The guest frames the current moment as an inflection point: intelligence used to be scarce; now it’s increasingly democratized. From that premise, he proposes a winner’s formula that feels almost annoyingly sensible:

• Domain knowledge

• Technical expertise

• Infrastructure (compute, models/agents)

• And, most importantly: data

He also adds the part that’s easiest to say and hardest to do: success requires solving people, process, and culture, not just technology. That line will land with anyone who has watched “AI transformation” fail because the org chart didn’t transform.

A physician’s urgency is not a slogan

Late in the episode, the tone shifts in a way I appreciated. The interviewer asks whether being a physician changes how the guest leads. The guest answers that the urgency is different: patients don’t care if the drug was “developed by AI”; they care that it arrives faster, works better, and combines efficacy without multiplying toxicity. He contrasts big-number biostatistics with the irreducible fact that each patient has a story.

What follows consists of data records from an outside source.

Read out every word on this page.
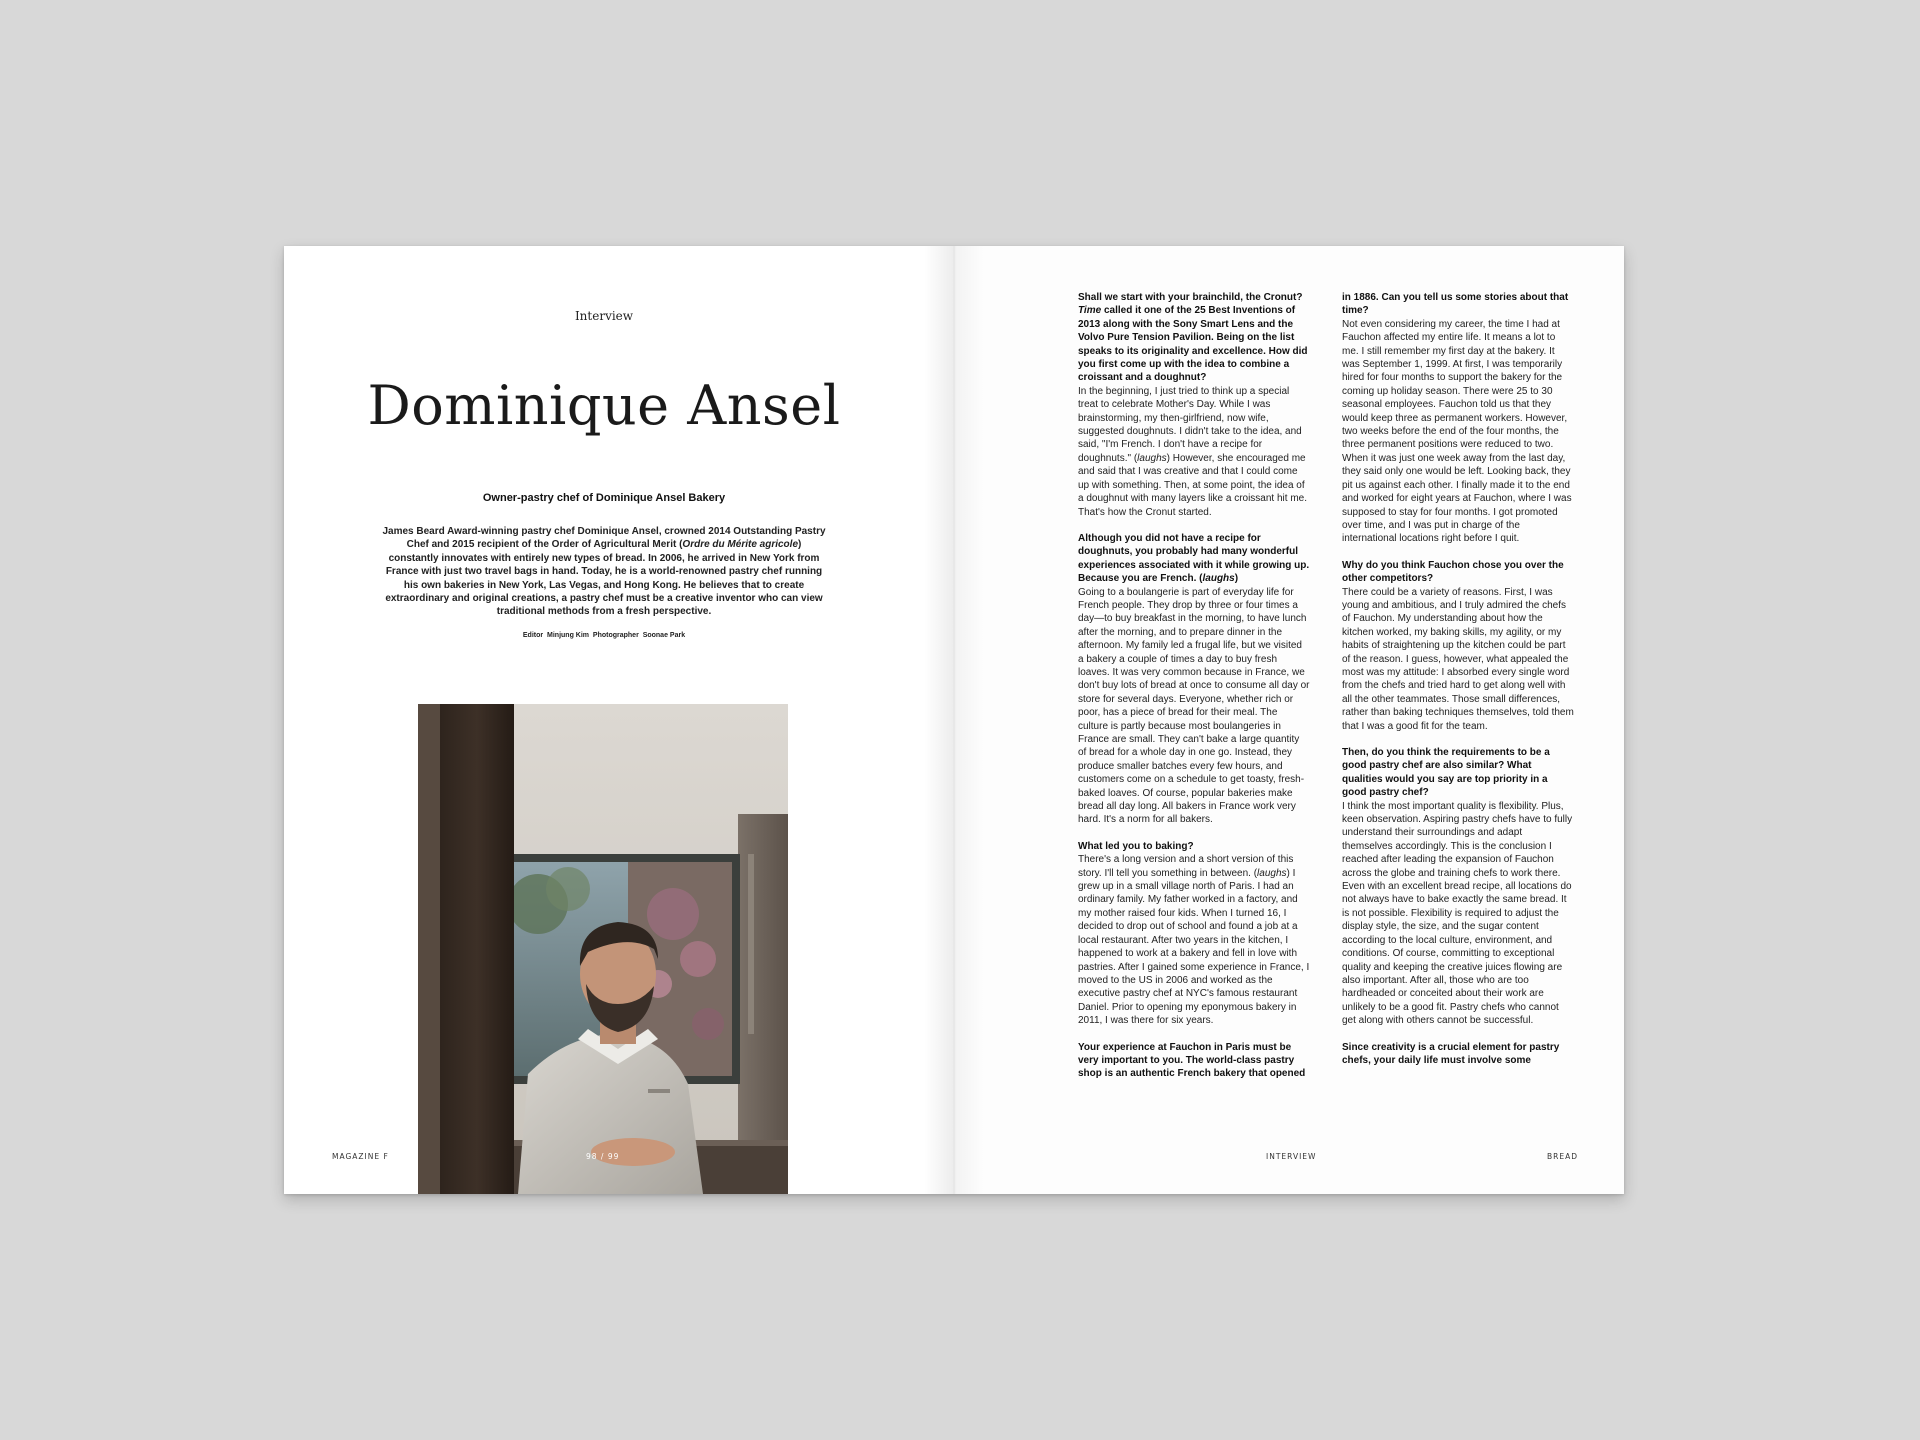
Interview
Dominique Ansel
Owner-pastry chef of Dominique Ansel Bakery

James Beard Award-winning pastry chef Dominique Ansel, crowned 2014 Outstanding Pastry Chef and 2015 recipient of the Order of Agricultural Merit (Ordre du Mérite agricole) constantly innovates with entirely new types of bread. In 2006, he arrived in New York from France with just two travel bags in hand. Today, he is a world-renowned pastry chef running his own bakeries in New York, Las Vegas, and Hong Kong. He believes that to create extraordinary and original creations, a pastry chef must be a creative inventor who can view traditional methods from a fresh perspective.

Editor Minjung Kim Photographer Soonae Park
MAGAZINE F	98 / 99
Shall we start with your brainchild, the Cronut? Time called it one of the 25 Best Inventions of 2013 along with the Sony Smart Lens and the Volvo Pure Tension Pavilion. Being on the list speaks to its originality and excellence. How did you first come up with the idea to combine a croissant and a doughnut?

In the beginning, I just tried to think up a special treat to celebrate Mother's Day. While I was brainstorming, my then-girlfriend, now wife, suggested doughnuts. I didn't take to the idea, and said, "I'm French. I don't have a recipe for doughnuts." (laughs) However, she encouraged me and said that I was creative and that I could come up with something. Then, at some point, the idea of a doughnut with many layers like a croissant hit me. That's how the Cronut started.

Although you did not have a recipe for doughnuts, you probably had many wonderful experiences associated with it while growing up. Because you are French. (laughs)

Going to a boulangerie is part of everyday life for French people. They drop by three or four times a day—to buy breakfast in the morning, to have lunch after the morning, and to prepare dinner in the afternoon. My family led a frugal life, but we visited a bakery a couple of times a day to buy fresh loaves. It was very common because in France, we don't buy lots of bread at once to consume all day or store for several days. Everyone, whether rich or poor, has a piece of bread for their meal. The culture is partly because most boulangeries in France are small. They can't bake a large quantity of bread for a whole day in one go. Instead, they produce smaller batches every few hours, and customers come on a schedule to get toasty, fresh-baked loaves. Of course, popular bakeries make bread all day long. All bakers in France work very hard. It's a norm for all bakers.

What led you to baking?

There's a long version and a short version of this story. I'll tell you something in between. (laughs) I grew up in a small village north of Paris. I had an ordinary family. My father worked in a factory, and my mother raised four kids. When I turned 16, I decided to drop out of school and found a job at a local restaurant. After two years in the kitchen, I happened to work at a bakery and fell in love with pastries. After I gained some experience in France, I moved to the US in 2006 and worked as the executive pastry chef at NYC's famous restaurant Daniel. Prior to opening my eponymous bakery in 2011, I was there for six years.

Your experience at Fauchon in Paris must be very important to you. The world-class pastry shop is an authentic French bakery that opened
in 1886. Can you tell us some stories about that time?

Not even considering my career, the time I had at Fauchon affected my entire life. It means a lot to me. I still remember my first day at the bakery. It was September 1, 1999. At first, I was temporarily hired for four months to support the bakery for the coming up holiday season. There were 25 to 30 seasonal employees. Fauchon told us that they would keep three as permanent workers. However, two weeks before the end of the four months, the three permanent positions were reduced to two. When it was just one week away from the last day, they said only one would be left. Looking back, they pit us against each other. I finally made it to the end and worked for eight years at Fauchon, where I was supposed to stay for four months. I got promoted over time, and I was put in charge of the international locations right before I quit.

Why do you think Fauchon chose you over the other competitors?

There could be a variety of reasons. First, I was young and ambitious, and I truly admired the chefs of Fauchon. My understanding about how the kitchen worked, my baking skills, my agility, or my habits of straightening up the kitchen could be part of the reason. I guess, however, what appealed the most was my attitude: I absorbed every single word from the chefs and tried hard to get along well with all the other teammates. Those small differences, rather than baking techniques themselves, told them that I was a good fit for the team.

Then, do you think the requirements to be a good pastry chef are also similar? What qualities would you say are top priority in a good pastry chef?

I think the most important quality is flexibility. Plus, keen observation. Aspiring pastry chefs have to fully understand their surroundings and adapt themselves accordingly. This is the conclusion I reached after leading the expansion of Fauchon across the globe and training chefs to work there. Even with an excellent bread recipe, all locations do not always have to bake exactly the same bread. It is not possible. Flexibility is required to adjust the display style, the size, and the sugar content according to the local culture, environment, and conditions. Of course, committing to exceptional quality and keeping the creative juices flowing are also important. After all, those who are too hardheaded or conceited about their work are unlikely to be a good fit. Pastry chefs who cannot get along with others cannot be successful.

Since creativity is a crucial element for pastry chefs, your daily life must involve some
INTERVIEW	BREAD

It’s not sentimental, and it’s not performative. It’s a reminder that “outcomes” are not an abstraction—especially for clinicians who’ve had to look patients and families in the eye while medicine did what it could and then… didn’t.

Recruiting for the mission—and for “thinking through AI”

There’s also a practical leadership segment about hiring. The guest says, plainly, that their oncology ambition is to eliminate cancer as a cause of death (a huge statement, but presented as a recruiting filter rather than a marketing tagline). More interestingly, he distinguishes between people who “use AI” and people who can reimagine processes through AI—“thinking through AI, not with AI.”

That phrasing is a bit gnomic, but the intent is clear: AI isn’t a bolt-on tool; it’s a lens that changes what workflows should look like in the first place.

What he’s betting on

When pressed for “next breakthroughs,” the guest offers two bets:

1. In oncology: data-driven rational regimens with markedly better response rates and durability—especially through better understanding of immune memory, fueled by spatial data plus temporal assessments (not just spatial snapshots).

2. Outside oncology: lifestyle therapeutics (weight management and related agents) as genuinely transformational—impacting inflammation, disease prevalence curves, and what population health looks like by 2035.

The interviewer adds an important counterweight: the future may improve in some dimensions while worsening in others (environmental pressures, microplastics, shifting cancer epidemiology). The exchange avoids both techno-utopianism and doom; it’s more like: the prevalence table will look different—and we should plan accordingly.

The quiet takeaway

If I had to distill the episode into one unflashy, high-consequence point, it’s this: time is becoming a first-class citizen in biomedical AI, not an afterthought. Once you embed temporality—across modalities, across spatial context, across patient trajectories—you’re no longer asking “What is this?” but “What is this becoming?”

That’s a different kind of question. And it demands a different kind of data strategy, partnership strategy, and validation discipline than the industry has typically shown.

Owkin’s series is at its best when it holds two ideas at once: ambition about what’s possible and sobriety about what it takes—data scale, semantic interoperability, external validation, and the slow, stubborn reality check of clinical trials. This episode sits squarely in that lane.